No doubt this piece of information is somewhere in there but unless reminded to it's happily oblivious.
Wan 2.1 What's that?
Will have to look it up.
Yes, I made the bot do a programming task.
I ALSO observed it write long-form fiction. This is not an advanced reading comprehension task. It should be obvious that programming and creative writing are two different things.
I think I've explained myself adequately?
You said this:
I call them nonsense because I think that sense requires some sort of relationship to both fact and context. To be sensible is to be aware of your surroundings.
Normal people would think that 'fact' and 'context' would be adequately achieved by writing code that runs and fiction that isn't obviously derpy 'Harry Potter and the cup of ashes that looked like Hermione's parents'. But you have some special, strange definition of intelligence that you never make clear, except to repeat that LLMs do not possess it because they don't have apprehension of fact and context. Yet they do have these qualities, because we can see that they do creative writing and coding tasks and as a result they are intelligent.
I believe a lot of the lack of institutional pushback was down to the election of Trump, which made plenty of liberals go insane and abandon their principles. There was both this radicalising force and a desire to close ranks.
Wokism wouldn't have disappeared without Trump but I believe his election supercharged an existing movement that wouldn't have had the same legs without such a convenient and radicalising enemy. For any narrative to really catch on you need the right villain and Trump was just that.
I can't actually tell what you asked a bot to do. You asked a bot to 'create a feature'? What the heck is that? A feature of what? At first I assumed you meant a coding task of some kind, but then you described it as writing 'thousands of words of fiction', which sounds like something else entirely. I have no idea what you had a bot do that you thought was so impressive.

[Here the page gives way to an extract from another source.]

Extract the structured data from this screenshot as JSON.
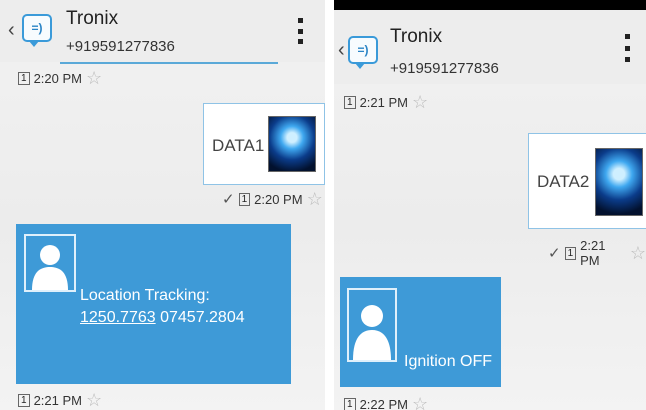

At any rate, I think I've explained myself adequately? To repeat myself:
But I think that written verbal acuity is, at best, a very restricted kind of 'intelligence'. In human beings we use it as a reasonable proxy for intelligence and make estimations based off it because, in most cases, written expression does correlate well with other measures of intelligence. But those correlations don't apply with machines, and it seems to me that a common mistake today is for people to just apply them. This is the error of the Turing test, isn't it? In humans, yes, expression seems to correlate with intelligence, at least in broad terms. But we made expression machines and because we are so used to expression meaning intelligence, personality, feeling, etc., we fantasise all those things into being, even when the only thing we have is an expression machine.
Yes, a bot can generate 'thousands of words of fiction'. But I already explained why I don't think that's equivalent to intelligence. Generating English sentences is not intelligence. It is one thing that you can do with intelligence, and in humans it correlates sufficiently well with other signs of intelligence that we often safely make assumptions based on it. But an LLM isn't a human, and its ability to generate sentences in no way implies any other ability that we commonly associate with intelligence, much less any general factor of intelligence.
The problems of LLMs and prompt injection when the LLM has access to sensitive data seem quite serious. This blog post illustrates the problem when hooking up the LLM to a production database which does seem a bit crazy: https://www.generalanalysis.com/blog/supabase-mcp-blog
There are some good comments on hackernews about the problem especially from saurik: https://news.ycombinator.com/item?id=44503862
The problem seems to be if you give the LLM readonly access to some data and there is untrusted input in this data then the LLM can be tricked into exfiltrating the data. If the LLM has write access to the data then it can also be tricked into modifying the data as well.